On 15 November at the last meeting of EU Foreign Ministers, my colleagues and I condemned all disproportionate and indiscriminate use of force in Chechnya. We called for dialogue between Russia and the elected leaders of the North Caucasus, including Chechnya, and reminded all parties to the conflict of the necessity to observe international humanitarian law. We stated that we were holding the Russian Government to its word that it was not seeking a military solution in Chechnya, which would turn out to be a major political mistake.
There have been several reports of Russian attacks on refugee convoys. Ireland and its European Union partners have made clear to the Russian authorities on several occasions, and at the highest level, their view that attacks on civilians and refugees are totally unacceptable. As regards comparisons with the "ethnic cleansing" perpetrated in Kosovo, Russia has claimed that the purpose of its action in Chechnya is not to drive Chechens out of Chechnya, but to prevent any further incursions by Chechen guerillas into other parts of Russia and they state that it is for this reason they closed the border with Ingushetia temporarily some weeks ago, preventing Chechens from leaving the area. More recently, Russia has been resettling Chechens in the area north of the Terek river controlled by it.
The Government's concerns regarding reports of attacks on civilians have been made known directly to the Russian authorities, and we will continue to press our view, both directly and through EU contacts, that there can be no military solution to the Chechnya conflict. The question of economic sanctions against the Russian Federation is one which requires very careful consideration. The Government is not convinced at this stage that economic sanctions against Russia would be effective in relation to the objectives of the international community concerning Chechnya. We believe that our efforts should rather be directed towards helping Russia see that only a political solution, arrived at by dialogue, has a long-term prospect of bringing lasting peace to the region.
Ireland assumed the chairmanship of the committee of Ministers of the Council of Europe at the council's ministerial session in Strasbourg on 4 November.

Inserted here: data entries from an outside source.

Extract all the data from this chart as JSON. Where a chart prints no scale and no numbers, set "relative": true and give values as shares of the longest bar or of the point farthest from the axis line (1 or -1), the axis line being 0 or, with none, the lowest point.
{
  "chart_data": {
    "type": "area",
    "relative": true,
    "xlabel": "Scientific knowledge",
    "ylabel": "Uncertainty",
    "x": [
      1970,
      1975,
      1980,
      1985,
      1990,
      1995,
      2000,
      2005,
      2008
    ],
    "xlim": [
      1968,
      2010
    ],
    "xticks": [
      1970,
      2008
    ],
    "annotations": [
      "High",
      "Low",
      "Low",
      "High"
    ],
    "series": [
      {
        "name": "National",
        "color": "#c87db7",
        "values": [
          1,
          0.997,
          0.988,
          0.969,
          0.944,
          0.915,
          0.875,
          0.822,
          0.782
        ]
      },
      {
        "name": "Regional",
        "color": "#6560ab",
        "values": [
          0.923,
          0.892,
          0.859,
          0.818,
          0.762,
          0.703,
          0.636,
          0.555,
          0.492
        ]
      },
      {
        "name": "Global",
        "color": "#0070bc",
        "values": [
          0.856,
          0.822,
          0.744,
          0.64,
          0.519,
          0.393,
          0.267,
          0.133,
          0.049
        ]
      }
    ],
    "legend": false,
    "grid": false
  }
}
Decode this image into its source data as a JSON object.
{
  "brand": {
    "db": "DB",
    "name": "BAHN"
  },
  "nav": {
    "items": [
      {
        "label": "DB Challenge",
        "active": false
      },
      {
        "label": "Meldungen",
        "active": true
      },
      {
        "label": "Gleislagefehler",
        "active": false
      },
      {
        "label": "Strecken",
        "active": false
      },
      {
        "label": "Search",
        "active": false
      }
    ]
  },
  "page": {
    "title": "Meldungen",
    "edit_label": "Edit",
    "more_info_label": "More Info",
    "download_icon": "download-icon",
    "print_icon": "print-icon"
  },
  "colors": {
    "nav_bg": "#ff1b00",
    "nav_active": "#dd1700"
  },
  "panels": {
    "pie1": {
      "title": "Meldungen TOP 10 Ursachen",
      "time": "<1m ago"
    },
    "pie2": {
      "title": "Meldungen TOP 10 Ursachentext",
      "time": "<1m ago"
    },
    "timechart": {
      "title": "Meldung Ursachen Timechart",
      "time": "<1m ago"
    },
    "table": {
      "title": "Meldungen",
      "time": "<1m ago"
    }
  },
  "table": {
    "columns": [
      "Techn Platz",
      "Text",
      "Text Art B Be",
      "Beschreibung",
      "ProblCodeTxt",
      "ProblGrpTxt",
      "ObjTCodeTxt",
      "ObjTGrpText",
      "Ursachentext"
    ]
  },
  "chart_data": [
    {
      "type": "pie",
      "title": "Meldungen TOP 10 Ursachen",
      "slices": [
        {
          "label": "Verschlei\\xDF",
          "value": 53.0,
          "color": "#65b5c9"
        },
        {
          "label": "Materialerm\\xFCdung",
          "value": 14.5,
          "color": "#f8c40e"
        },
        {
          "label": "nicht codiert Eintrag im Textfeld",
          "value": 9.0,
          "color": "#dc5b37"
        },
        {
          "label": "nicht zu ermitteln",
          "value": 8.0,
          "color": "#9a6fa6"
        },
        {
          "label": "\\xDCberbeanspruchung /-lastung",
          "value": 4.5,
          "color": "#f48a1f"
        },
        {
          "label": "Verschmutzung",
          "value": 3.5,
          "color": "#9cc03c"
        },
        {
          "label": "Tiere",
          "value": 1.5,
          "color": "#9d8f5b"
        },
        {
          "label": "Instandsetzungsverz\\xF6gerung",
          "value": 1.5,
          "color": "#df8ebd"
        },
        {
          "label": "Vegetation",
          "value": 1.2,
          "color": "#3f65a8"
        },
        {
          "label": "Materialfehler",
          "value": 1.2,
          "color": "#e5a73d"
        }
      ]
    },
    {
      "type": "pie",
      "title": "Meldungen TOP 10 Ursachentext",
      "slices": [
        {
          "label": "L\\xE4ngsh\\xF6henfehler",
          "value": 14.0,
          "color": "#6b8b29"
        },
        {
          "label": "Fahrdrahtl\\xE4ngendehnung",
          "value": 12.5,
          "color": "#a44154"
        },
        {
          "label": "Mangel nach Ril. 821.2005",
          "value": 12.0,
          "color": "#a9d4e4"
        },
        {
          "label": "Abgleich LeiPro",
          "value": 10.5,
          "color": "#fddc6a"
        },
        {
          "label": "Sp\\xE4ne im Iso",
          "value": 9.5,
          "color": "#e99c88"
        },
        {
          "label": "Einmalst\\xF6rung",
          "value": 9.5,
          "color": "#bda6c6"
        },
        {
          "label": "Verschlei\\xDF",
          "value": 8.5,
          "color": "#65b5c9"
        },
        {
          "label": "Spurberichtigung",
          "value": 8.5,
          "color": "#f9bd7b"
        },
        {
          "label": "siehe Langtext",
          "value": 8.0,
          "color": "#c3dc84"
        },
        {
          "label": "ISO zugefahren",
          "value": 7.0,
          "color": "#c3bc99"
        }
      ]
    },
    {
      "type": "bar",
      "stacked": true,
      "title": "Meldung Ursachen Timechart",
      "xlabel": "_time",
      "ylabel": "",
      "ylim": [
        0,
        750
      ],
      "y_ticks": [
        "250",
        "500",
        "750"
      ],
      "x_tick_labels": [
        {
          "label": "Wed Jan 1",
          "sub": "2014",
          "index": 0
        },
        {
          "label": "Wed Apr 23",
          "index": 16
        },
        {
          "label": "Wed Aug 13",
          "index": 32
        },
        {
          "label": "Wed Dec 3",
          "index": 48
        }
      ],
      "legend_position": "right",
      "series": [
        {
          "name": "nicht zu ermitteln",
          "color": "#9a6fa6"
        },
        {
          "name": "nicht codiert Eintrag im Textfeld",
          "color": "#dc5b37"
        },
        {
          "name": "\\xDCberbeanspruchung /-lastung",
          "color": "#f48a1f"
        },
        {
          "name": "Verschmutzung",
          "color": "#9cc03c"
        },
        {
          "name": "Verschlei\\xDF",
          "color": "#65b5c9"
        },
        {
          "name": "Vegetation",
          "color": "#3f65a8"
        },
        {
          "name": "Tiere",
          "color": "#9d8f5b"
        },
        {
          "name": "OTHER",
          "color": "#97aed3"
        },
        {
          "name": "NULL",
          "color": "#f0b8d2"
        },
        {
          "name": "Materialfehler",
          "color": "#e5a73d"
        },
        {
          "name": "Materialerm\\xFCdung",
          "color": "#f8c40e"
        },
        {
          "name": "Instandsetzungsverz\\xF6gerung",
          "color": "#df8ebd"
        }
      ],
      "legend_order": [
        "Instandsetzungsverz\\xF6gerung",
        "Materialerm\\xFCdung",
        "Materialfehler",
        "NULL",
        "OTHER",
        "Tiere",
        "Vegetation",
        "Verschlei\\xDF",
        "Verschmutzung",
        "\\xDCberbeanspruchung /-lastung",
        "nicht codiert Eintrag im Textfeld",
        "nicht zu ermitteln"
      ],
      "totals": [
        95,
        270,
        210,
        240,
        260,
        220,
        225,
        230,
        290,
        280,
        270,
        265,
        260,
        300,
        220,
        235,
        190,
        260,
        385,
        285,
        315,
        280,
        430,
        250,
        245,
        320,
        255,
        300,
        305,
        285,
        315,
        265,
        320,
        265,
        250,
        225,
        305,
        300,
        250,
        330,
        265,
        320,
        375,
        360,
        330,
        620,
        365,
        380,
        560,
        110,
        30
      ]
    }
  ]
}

I believe that the council must be able to respond to challenges such as those presenting themselves in the Caucasus including Chechnya. There are a number of possible areas where the expertise provided by the Council of Europe, could contribute to a long-term political settlement to the problems in Chechnya. In particular these concern the areas of democratisation, the rule of law and protection of human rights. A first step would be for the council to assess the situation from the humanitarian and human rights point of view. The present visit by the new Council of Europe Commissioner for Human Rights, Mr. Alvaro Gil-Robles, to the Northern Caucasus offers an opportunity for both dialogue and proposals for possible follow-up action.
The council has made known to the Russian authorities its readiness to provide support for a peaceful, political settlement in Chechnya. I have made very clear, as chairman of the committee of Ministers, that I will do everything possible to assist in this, including the possibility of a visit to the region. All that is required is the consent and request of the Russian authorities.